Elles me saluent sur mon passage,

esquissent des sourires, joyeuses

comme des petites danseuses à respirer

la fraîche odeur des roses et des herbes.

Mes mains avancent devant moi, tendues,

et je les suis. Elles remontent la travée

des âges, des siècles, des instants,

chargées de leur précieux trésor, la création

entière, ses cieux, ses astres, ses océans,

ses terres, ses bêtes et puis ses hommes.

Mes mains qui nous transportent avancent vers l’autel

et mon amour Le voit, vivant, ses mains tendues.

 

Merci pour l’amour

Photo Alina Reyes

 

Puis je vais écrire pas à pas l’action, et faire encore beaucoup de déclarations d’amour car elles sont vraies.

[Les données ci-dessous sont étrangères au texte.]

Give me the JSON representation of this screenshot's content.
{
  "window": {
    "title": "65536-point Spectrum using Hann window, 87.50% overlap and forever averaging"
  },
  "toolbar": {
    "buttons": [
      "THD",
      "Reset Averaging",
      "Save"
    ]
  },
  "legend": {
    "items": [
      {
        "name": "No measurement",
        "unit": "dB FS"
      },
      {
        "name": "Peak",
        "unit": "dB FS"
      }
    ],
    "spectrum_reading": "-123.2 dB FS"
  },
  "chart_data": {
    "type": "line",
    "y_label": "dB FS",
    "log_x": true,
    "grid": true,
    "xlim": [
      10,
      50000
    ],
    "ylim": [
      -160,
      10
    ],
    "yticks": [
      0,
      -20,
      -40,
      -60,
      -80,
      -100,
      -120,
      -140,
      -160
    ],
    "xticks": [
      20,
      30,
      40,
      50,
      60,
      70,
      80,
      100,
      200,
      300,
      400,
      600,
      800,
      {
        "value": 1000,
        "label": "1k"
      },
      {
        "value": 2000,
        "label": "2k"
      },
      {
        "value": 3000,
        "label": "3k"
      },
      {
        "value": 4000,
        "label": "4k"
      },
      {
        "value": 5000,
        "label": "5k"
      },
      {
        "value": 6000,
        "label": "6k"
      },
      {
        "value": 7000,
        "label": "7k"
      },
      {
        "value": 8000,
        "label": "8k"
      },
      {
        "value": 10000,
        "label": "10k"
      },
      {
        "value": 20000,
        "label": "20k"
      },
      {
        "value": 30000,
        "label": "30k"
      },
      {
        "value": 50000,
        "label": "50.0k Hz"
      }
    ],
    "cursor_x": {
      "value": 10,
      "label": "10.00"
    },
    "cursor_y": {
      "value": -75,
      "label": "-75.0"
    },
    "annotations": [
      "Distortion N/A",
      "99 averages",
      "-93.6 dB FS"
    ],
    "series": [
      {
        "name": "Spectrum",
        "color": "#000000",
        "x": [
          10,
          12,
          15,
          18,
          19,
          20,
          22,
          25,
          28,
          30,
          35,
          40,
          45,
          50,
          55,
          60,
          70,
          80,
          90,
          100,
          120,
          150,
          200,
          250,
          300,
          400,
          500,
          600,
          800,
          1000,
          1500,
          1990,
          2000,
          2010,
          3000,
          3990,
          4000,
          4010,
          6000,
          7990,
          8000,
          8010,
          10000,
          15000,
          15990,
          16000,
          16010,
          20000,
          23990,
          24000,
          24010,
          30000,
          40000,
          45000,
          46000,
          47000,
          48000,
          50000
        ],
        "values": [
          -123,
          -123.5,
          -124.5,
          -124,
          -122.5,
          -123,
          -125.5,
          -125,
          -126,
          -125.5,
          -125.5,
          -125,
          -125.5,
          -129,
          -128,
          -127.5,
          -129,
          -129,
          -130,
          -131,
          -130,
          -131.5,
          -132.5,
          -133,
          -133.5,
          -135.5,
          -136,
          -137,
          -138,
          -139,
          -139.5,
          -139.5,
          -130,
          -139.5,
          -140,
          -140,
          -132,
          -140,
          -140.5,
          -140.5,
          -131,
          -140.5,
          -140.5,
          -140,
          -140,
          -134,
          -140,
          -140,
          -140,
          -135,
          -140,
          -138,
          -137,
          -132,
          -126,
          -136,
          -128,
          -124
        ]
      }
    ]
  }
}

Et quand l’amour va tout va, quand le travail va tout va, quand le bonheur vient tout vient. Quand je me fâche c’est comme font les parents responsables et il faut bien dire aussi les choses qui ne vont pas pour montrer qu’elles ne doivent pas se répéter, et il faut bien faire savoir que mon amour est pour toujours comme l’amour du Ciel auquel j’obéis. Et voici l’amie de J qui rentre de voyage avec un délicat ravissant cadeau pour moi et je la remercie, je remercie toute la vie, belle immensément à tout instant pour toujours.

 

lumière

tout à l'heure au square. Photo Alina Reyes

 

Voici la manne nouvelle, rouge manger de pétales

du ciel descendant vous ouvrir la voie claire.

Le temps est blanc, sentez-vous battre

sa porte en votre coeur ? Dans son secret

le vent doucement la tourmente, qu’elle laisse

passer le sang qu’il pulse de son autre côté.

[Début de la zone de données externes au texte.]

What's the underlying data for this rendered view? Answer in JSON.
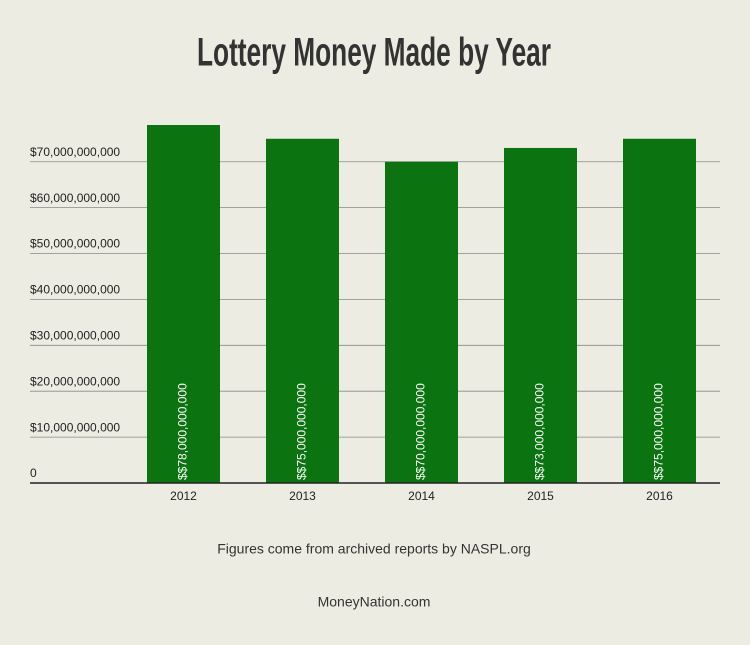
{
  "chart_data": {
    "type": "bar",
    "title": "Lottery Money Made by Year",
    "categories": [
      "2012",
      "2013",
      "2014",
      "2015",
      "2016"
    ],
    "values": [
      78000000000,
      75000000000,
      70000000000,
      73000000000,
      75000000000
    ],
    "value_labels": [
      "$$78,000,000,000",
      "$$75,000,000,000",
      "$$70,000,000,000",
      "$$73,000,000,000",
      "$$75,000,000,000"
    ],
    "color": "#0b7410",
    "ylim": [
      0,
      78000000000
    ],
    "yticks": [
      0,
      {
        "value": 10000000000,
        "label": "$10,000,000,000"
      },
      {
        "value": 20000000000,
        "label": "$20,000,000,000"
      },
      {
        "value": 30000000000,
        "label": "$30,000,000,000"
      },
      {
        "value": 40000000000,
        "label": "$40,000,000,000"
      },
      {
        "value": 50000000000,
        "label": "$50,000,000,000"
      },
      {
        "value": 60000000000,
        "label": "$60,000,000,000"
      },
      {
        "value": 70000000000,
        "label": "$70,000,000,000"
      }
    ],
    "grid": true,
    "annotations": [
      "Figures come from archived reports by NASPL.org",
      "MoneyNation.com"
    ]
  }
}
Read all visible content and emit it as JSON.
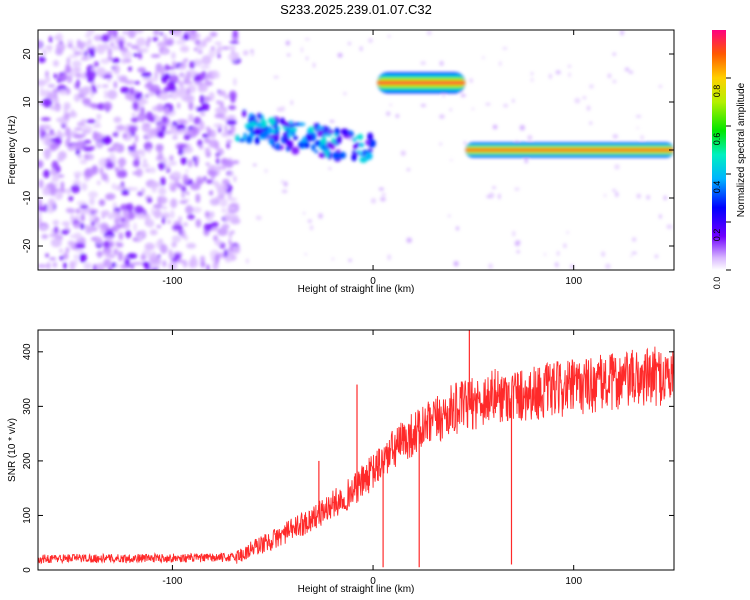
{
  "title": "S233.2025.239.01.07.C32",
  "chart_data": [
    {
      "type": "heatmap",
      "title": "S233.2025.239.01.07.C32",
      "xlabel": "Height of straight line (km)",
      "ylabel": "Frequency (Hz)",
      "xlim": [
        -167,
        150
      ],
      "ylim": [
        -25,
        25
      ],
      "xticks": [
        -100,
        0,
        100
      ],
      "xtick_labels": [
        "-100",
        "0",
        "100"
      ],
      "yticks": [
        -20,
        -10,
        0,
        10,
        20
      ],
      "ytick_labels": [
        "-20",
        "-10",
        "0",
        "10",
        "20"
      ],
      "colorbar": {
        "label": "Normalized spectral amplitude",
        "range": [
          0,
          1
        ],
        "ticks": [
          0.0,
          0.2,
          0.4,
          0.6,
          0.8
        ],
        "tick_labels": [
          "0.0",
          "0.2",
          "0.4",
          "0.6",
          "0.8"
        ]
      },
      "segments": [
        {
          "name": "noise",
          "x_range": [
            -167,
            -68
          ],
          "freq_range": [
            -25,
            25
          ],
          "amplitude": 0.15
        },
        {
          "name": "weak-echo",
          "x_range": [
            -68,
            0
          ],
          "freq_center": [
            5,
            0
          ],
          "amplitude": 0.45
        },
        {
          "name": "ridge-14hz",
          "x_range": [
            2,
            46
          ],
          "freq_center": 14,
          "amplitude": 0.95
        },
        {
          "name": "ridge-0hz",
          "x_range": [
            46,
            150
          ],
          "freq_center": 0,
          "amplitude": 0.95
        }
      ]
    },
    {
      "type": "line",
      "xlabel": "Height of straight line (km)",
      "ylabel": "SNR (10 * v/v)",
      "xlim": [
        -167,
        150
      ],
      "ylim": [
        0,
        440
      ],
      "xticks": [
        -100,
        0,
        100
      ],
      "xtick_labels": [
        "-100",
        "0",
        "100"
      ],
      "yticks": [
        0,
        100,
        200,
        300,
        400
      ],
      "ytick_labels": [
        "0",
        "100",
        "200",
        "300",
        "400"
      ],
      "series": [
        {
          "name": "SNR",
          "color": "#ff2a2a",
          "x": [
            -167,
            -150,
            -130,
            -110,
            -90,
            -70,
            -65,
            -60,
            -50,
            -40,
            -30,
            -20,
            -10,
            0,
            10,
            20,
            30,
            40,
            50,
            60,
            70,
            80,
            90,
            100,
            110,
            120,
            130,
            140,
            150
          ],
          "y": [
            20,
            22,
            21,
            22,
            22,
            23,
            28,
            40,
            55,
            75,
            95,
            120,
            145,
            180,
            220,
            250,
            270,
            295,
            305,
            320,
            320,
            325,
            330,
            335,
            340,
            345,
            350,
            355,
            355
          ],
          "spikes": [
            {
              "x": -8,
              "y": 340
            },
            {
              "x": -27,
              "y": 200
            },
            {
              "x": 48,
              "y": 440
            },
            {
              "x": 20,
              "y": 240
            },
            {
              "x": 5,
              "y": 5
            },
            {
              "x": 23,
              "y": 5
            },
            {
              "x": 69,
              "y": 10
            }
          ]
        }
      ]
    }
  ]
}
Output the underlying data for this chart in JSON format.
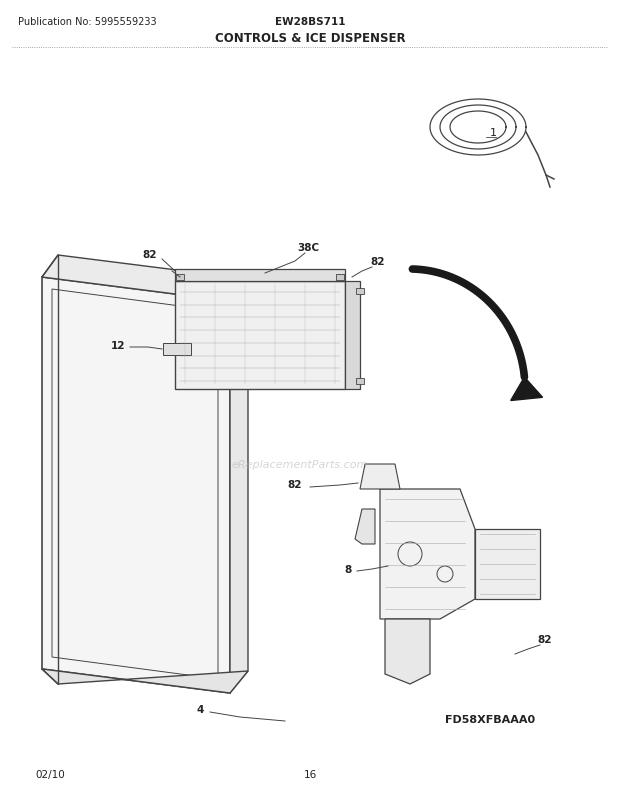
{
  "title_left": "Publication No: 5995559233",
  "title_center": "EW28BS711",
  "title_section": "CONTROLS & ICE DISPENSER",
  "diagram_code": "FD58XFBAAA0",
  "date": "02/10",
  "page": "16",
  "bg_color": "#ffffff",
  "line_color": "#444444",
  "text_color": "#222222",
  "watermark": "eReplacementParts.com"
}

Ici, paisible fleuve de lumière, l’amour

tout bruissant d’yeux, de silence et de joie,

geste et parole, pain de vie,

monte, attend et vient en ceux qui le reçoivent.

 

Premier mai

tout à l'heure, Paris 13e. Photo Alina Reyes

 

Le premier mai, loin des avenues,
vont et se posent dans les jardins
des brassées d’amis, de familles
et d’anges. Des merles siffleurs chantent
dans le vert des pelouses fleuries
comme les chevelures des mariées
à venir. Joyeuse et invisible,
je marche par les rues, dans les airs.
Vrai, le mois de mai est le premier.